Dia tidak mau Amora mendengar cerita yang sebenarnya. Rai masih mengenal Amora dengan baik. Dia hafal jika temannya itu masihlah Amora yang impulsif dan agresif. Tidak menutup kemungkinan Amora akan menyeretnya ke hadapan Josh jika dia menceritakan detail hal yang terjadi pada pertemuannya kemarin dengan pria itu.

“Sayang sekali, padahal aku berharap kalian kembali,” Amora saling melilitkan kedua jari kelingkingnya. “Bersama-sama lagi maksudku.”

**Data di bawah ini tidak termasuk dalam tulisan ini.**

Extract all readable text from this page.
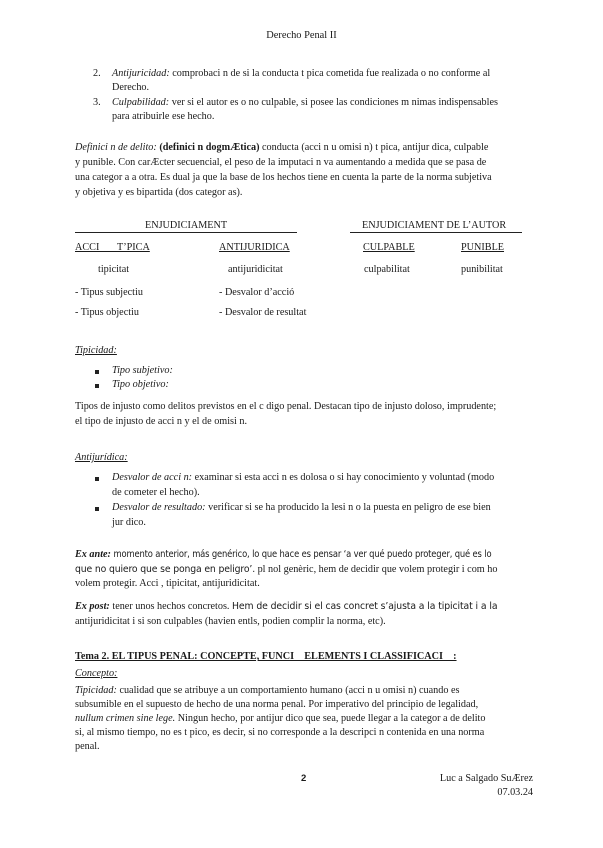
Derecho Penal II
2. Antijuricidad: comprobaci n de si la conducta t pica cometida fue realizada o no conforme al
Derecho.
3. Culpabilidad: ver si el autor es o no culpable, si posee las condiciones m nimas indispensables
para atribuirle ese hecho.
Definici n de delito: (definici n dogmÆtica) conducta (acci n u omisi n) t pica, antijur dica, culpable
y punible. Con carÆcter secuencial, el peso de la imputaci n va aumentando a medida que se pasa de
una categor a a otra. Es dual ja que la base de los hechos tiene en cuenta la parte de la norma subjetiva
y objetiva y es bipartida (dos categor as).
ENJUDICIAMENT	ENJUDICIAMENT DE L’AUTOR
ACCI       T’PICA	ANTIJURIDICA	CULPABLE	PUNIBLE
tipicitat	antijuridicitat	culpabilitat	punibilitat
- Tipus subjectiu	- Desvalor d’acció
- Tipus objectiu	- Desvalor de resultat
Tipicidad:
Tipo subjetivo:
Tipo objetivo:
Tipos de injusto como delitos previstos en el c digo penal. Destacan tipo de injusto doloso, imprudente;
el tipo de injusto de acci n y el de omisi n.
Antijurídica:
Desvalor de acci n: examinar si esta acci n es dolosa o si hay conocimiento y voluntad (modo
de cometer el hecho).
Desvalor de resultado: verificar si se ha producido la lesi n o la puesta en peligro de ese bien
jur dico.
Ex ante: momento anterior, más genérico, lo que hace es pensar ‘a ver qué puedo proteger, qué es lo
que no quiero que se ponga en peligro’. pl nol genèric, hem de decidir que volem protegir i com ho
volem protegir. Acci , tipicitat, antijuridicitat.
Ex post: tener unos hechos concretos. Hem de decidir si el cas concret s’ajusta a la tipicitat i a la
antijuridicitat i si son culpables (havien entls, podien complir la norma, etc).
Tema 2. EL TIPUS PENAL: CONCEPTE, FUNCI    ELEMENTS I CLASSIFICACI    :
Concepto:
Tipicidad: cualidad que se atribuye a un comportamiento humano (acci n u omisi n) cuando es
subsumible en el supuesto de hecho de una norma penal. Por imperativo del principio de legalidad,
nullum crimen sine lege. Ningun hecho, por antijur dico que sea, puede llegar a la categor a de delito
si, al mismo tiempo, no es t pico, es decir, si no corresponde a la descripci n contenida en una norma
penal.
2	Luc a Salgado SuÆrez
07.03.24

Rai tertawa pelan menanggapi kekonyolan Amora. Dia meminum cappuccino-nya yang sudah dingin. “Kami tidak pernah pacaran. Ingat!”

“Cuma orang bodoh yang percaya padamu Raina sayang….” Amora mencondongkan tubuhnya ke depan. Rai mendorong tubuh Amora, potongan kerah baju perempuan itu terlalu rendah dan membuat bagian dadanya terekspos. “Sudah deh, jangan berkelit. Aku tahu kamu juga menyukai Josh. Kalian selalu menghabiskan waktu bersama, Josh selalu bicara dalam nada manis padamu dan dia sangat perhatian padamu. Ditambah kalian punya cincin pasangan. Jelas-jelas kalian pacaran!”

“Tidak, kami tidak pernah pacaran,” tekan Rai sekali lagi.

“Aduh, kamu tetap tidak berubah,” keluh Amora.

Rai tertawa melihat wajah lemas Amora. Dia meminum cappuccino yang tersisa di cangkir kemudian berdiri dari single sofa warna krem. “Aku ke toilet dulu.”

“Sana pergilah…”

Rai berjalan ke arah dalam kafe. Kakinya menyusuri lantai kayu berplitur cokelat yang tidak dihinggapi debu. Harum lilin aroma terapi menyapanya ketika masuk ke dalam toilet wanita. Dia berjalan menuju cermin panjang yang dipasang permanen pada tembok. Rai memperhatikan wajahnya beberapa waktu. Pikirannya melayang ke masa remajanya, ketika dia masihlah seorang siswi SMA biasa-biasa saja.

Josh.

Nama pria itu tiba-tiba muncul dalam otaknya. Sedetik kemudian wajah pria itu lengkap dengan sosoknya dalam balutan seragam sekolah bergerak tanpa jeda. Tidak lama suara pria itu yang nyaring berdengung di telinganya. Kemudian kenangan-kenangannya bersama Josh muncul, berjalan tanpa bisa dihentikan.